Consider disposable covers (eg, plastic sheets for surfaces, long ultrasound probe sheath covers) to reduce droplet and contact contamination of equipment and other environmental surfaces.

The patient should be recovered in the operating room or transferred to an airborne infection isolation room.

After the patient has left the operating room, leave as much time as possible before subsequent patient care (for the removal of airborne infectious contamination). The length of time depends on the number of air exchanges per hour in the specific room or space. See this CDC reference for more detailed guidance.

After the case, clean and disinfect high‐touch surfaces on the anesthesia machine and anesthesia work area with an EPA‐approved hospital disinfectant.

If devices such as point‐of‐care ultrasound are used: A long sheath cover of the ultrasound unit and cable should be used to minimize contamination of the equipment. Nonessential parts of the ultrasound cart may best be covered with drapes to minimize droplet exposure.

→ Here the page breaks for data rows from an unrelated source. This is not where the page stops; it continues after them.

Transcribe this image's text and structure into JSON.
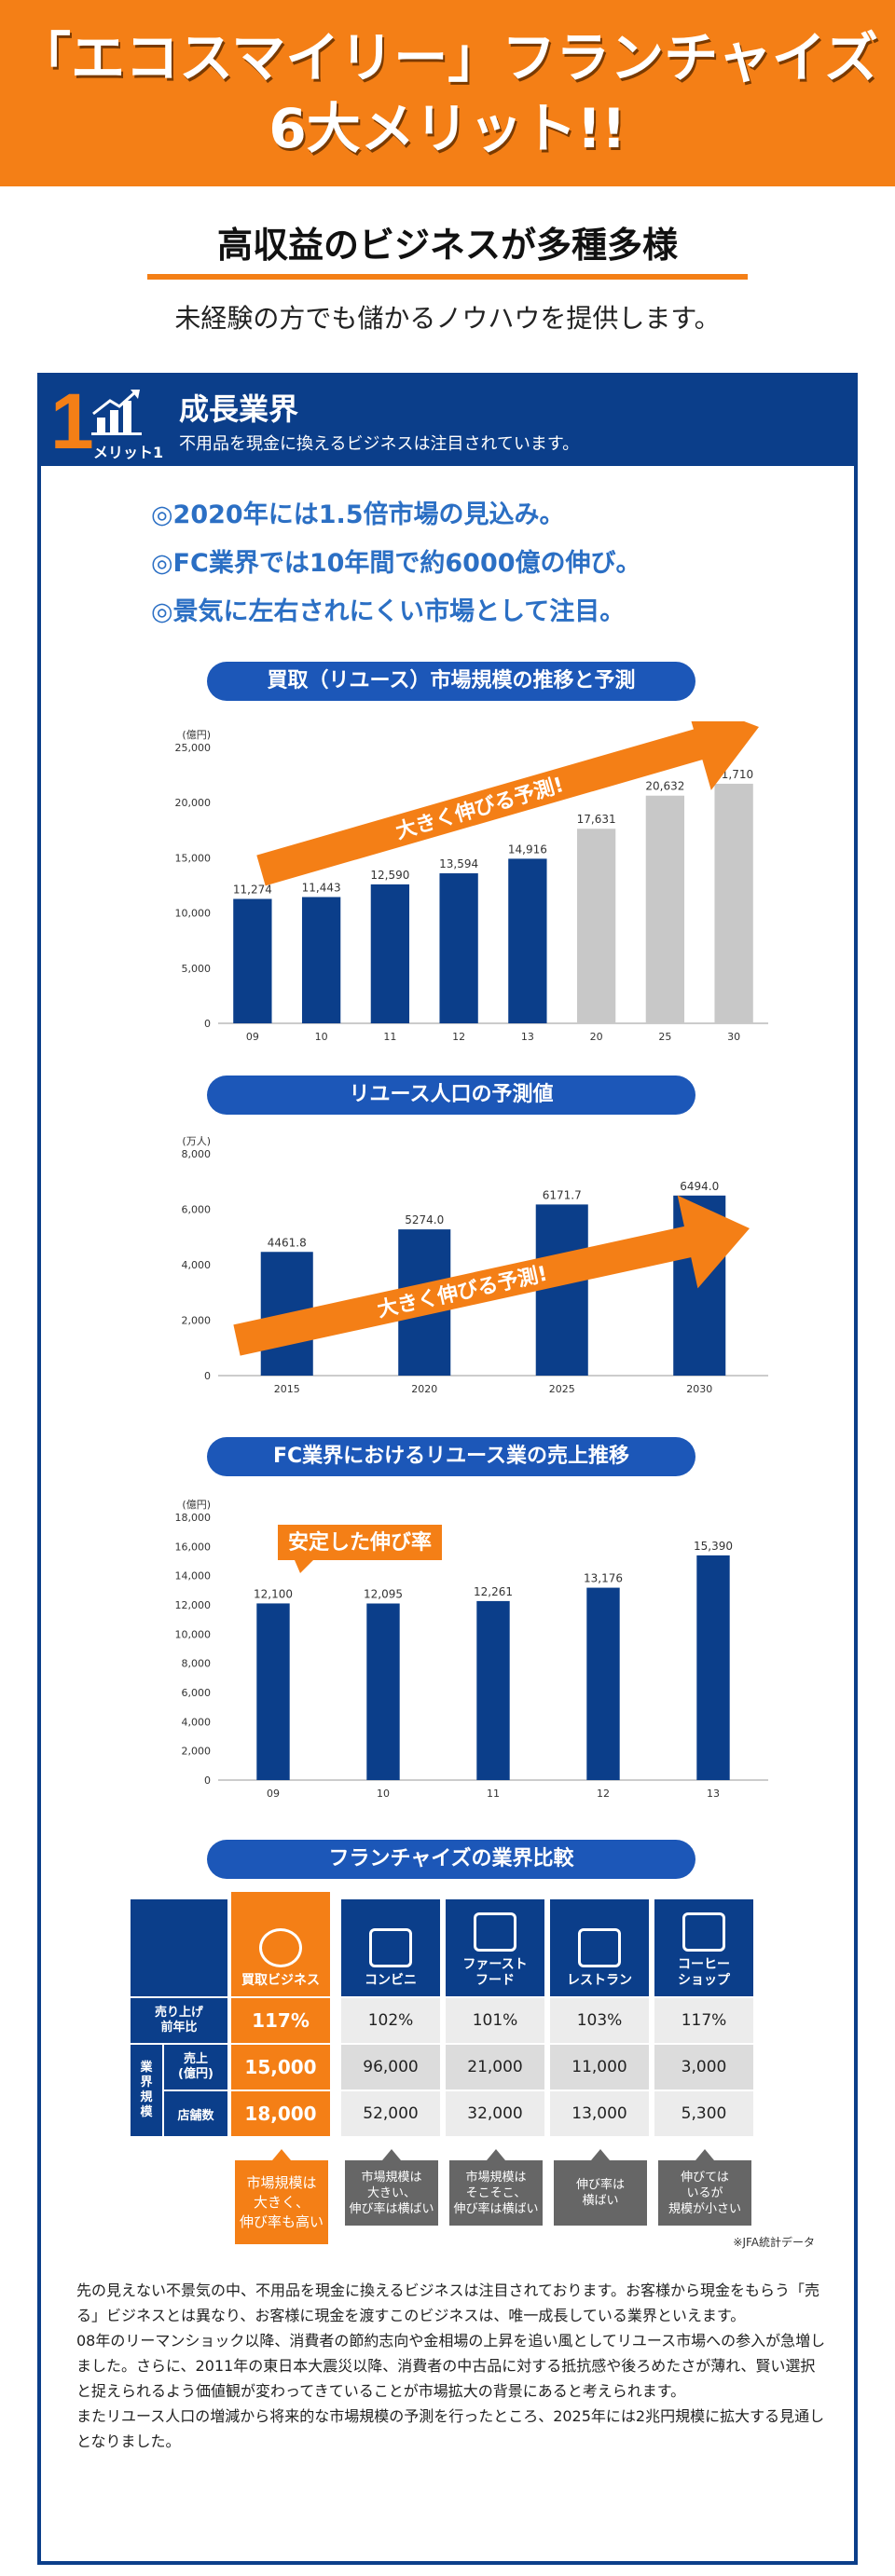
{
  "banner": {
    "line1": "「エコスマイリー」フランチャイズ",
    "line2": "6大メリット!!"
  },
  "section": {
    "title": "高収益のビジネスが多種多様",
    "subtitle": "未経験の方でも儲かるノウハウを提供します。"
  },
  "merit": {
    "number": "1",
    "label": "メリット1",
    "title": "成長業界",
    "description": "不用品を現金に換えるビジネスは注目されています。"
  },
  "bullets": [
    "◎2020年には1.5倍市場の見込み。",
    "◎FC業界では10年間で約6000億の伸び。",
    "◎景気に左右されにくい市場として注目。"
  ],
  "colors": {
    "orange": "#f47f16",
    "navy": "#0b3e8a",
    "bar_blue": "#0b3e8a",
    "bar_gray": "#c8c8c8",
    "pill": "#1c57b8"
  },
  "chart_data": [
    {
      "type": "bar",
      "title": "買取（リユース）市場規模の推移と予測",
      "unit": "(億円)",
      "categories": [
        "09",
        "10",
        "11",
        "12",
        "13",
        "20",
        "25",
        "30"
      ],
      "values": [
        11274,
        11443,
        12590,
        13594,
        14916,
        17631,
        20632,
        21710
      ],
      "value_labels": [
        "11,274",
        "11,443",
        "12,590",
        "13,594",
        "14,916",
        "17,631",
        "20,632",
        "21,710"
      ],
      "forecast_from_index": 5,
      "yticks": [
        "0",
        "5,000",
        "10,000",
        "15,000",
        "20,000",
        "25,000"
      ],
      "ylim": [
        0,
        25000
      ],
      "arrow_label": "大きく伸びる予測!"
    },
    {
      "type": "bar",
      "title": "リユース人口の予測値",
      "unit": "(万人)",
      "categories": [
        "2015",
        "2020",
        "2025",
        "2030"
      ],
      "values": [
        4461.8,
        5274.0,
        6171.7,
        6494.0
      ],
      "value_labels": [
        "4461.8",
        "5274.0",
        "6171.7",
        "6494.0"
      ],
      "yticks": [
        "0",
        "2,000",
        "4,000",
        "6,000",
        "8,000"
      ],
      "ylim": [
        0,
        8000
      ],
      "arrow_label": "大きく伸びる予測!"
    },
    {
      "type": "bar",
      "title": "FC業界におけるリユース業の売上推移",
      "unit": "(億円)",
      "categories": [
        "09",
        "10",
        "11",
        "12",
        "13"
      ],
      "values": [
        12100,
        12095,
        12261,
        13176,
        15390
      ],
      "value_labels": [
        "12,100",
        "12,095",
        "12,261",
        "13,176",
        "15,390"
      ],
      "yticks": [
        "0",
        "2,000",
        "4,000",
        "6,000",
        "8,000",
        "10,000",
        "12,000",
        "14,000",
        "16,000",
        "18,000"
      ],
      "ylim": [
        0,
        18000
      ],
      "callout": "安定した伸び率"
    }
  ],
  "comparison": {
    "title": "フランチャイズの業界比較",
    "columns": [
      "買取ビジネス",
      "コンビニ",
      "ファースト\nフード",
      "レストラン",
      "コーヒー\nショップ"
    ],
    "row_labels": {
      "growth": "売り上げ\n前年比",
      "group": "業\n界\n規\n模",
      "sales": "売上\n(億円)",
      "stores": "店舗数"
    },
    "rows": {
      "growth": [
        "117%",
        "102%",
        "101%",
        "103%",
        "117%"
      ],
      "sales": [
        "15,000",
        "96,000",
        "21,000",
        "11,000",
        "3,000"
      ],
      "stores": [
        "18,000",
        "52,000",
        "32,000",
        "13,000",
        "5,300"
      ]
    },
    "notes": [
      "市場規模は\n大きく、\n伸び率も高い",
      "市場規模は\n大きい、\n伸び率は横ばい",
      "市場規模は\nそこそこ、\n伸び率は横ばい",
      "伸び率は\n横ばい",
      "伸びては\nいるが\n規模が小さい"
    ],
    "source": "※JFA統計データ"
  },
  "paragraphs": [
    "先の見えない不景気の中、不用品を現金に換えるビジネスは注目されております。お客様から現金をもらう「売る」ビジネスとは異なり、お客様に現金を渡すこのビジネスは、唯一成長している業界といえます。",
    "08年のリーマンショック以降、消費者の節約志向や金相場の上昇を追い風としてリユース市場への参入が急増しました。さらに、2011年の東日本大震災以降、消費者の中古品に対する抵抗感や後ろめたさが薄れ、賢い選択と捉えられるよう価値観が変わってきていることが市場拡大の背景にあると考えられます。",
    "またリユース人口の増減から将来的な市場規模の予測を行ったところ、2025年には2兆円規模に拡大する見通しとなりました。"
  ]
}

The Pediatric Anesthesia's Pediatric Difficult Intubation Collaborative and the Canadian Pediatric Anesthesia Society have also recommended PPE for all aerosol‐generating procedures, including intubation and extubation.

CONCLUSION

The data and recommendations in this article are compiled from the emerging literature on COVID‐19 to date and from guidance promulgated by relevant professional associations as noted. The situation with COVID‐19 is serious and ever‐changing as the pandemic matures and our knowledge of the pathogen and its behavior improves. Pediatric anesthesiologists appear to face a specific set of risks that are not identical to those confronting other physicians, and should exercise particular caution for the duration of the pandemic. This caution should include both careful patient screening and personal protection measures. Minimization of infection risk for all physicians, but especially those who face higher risk, will help to reduce disease transmission and losses to the healthcare workforce.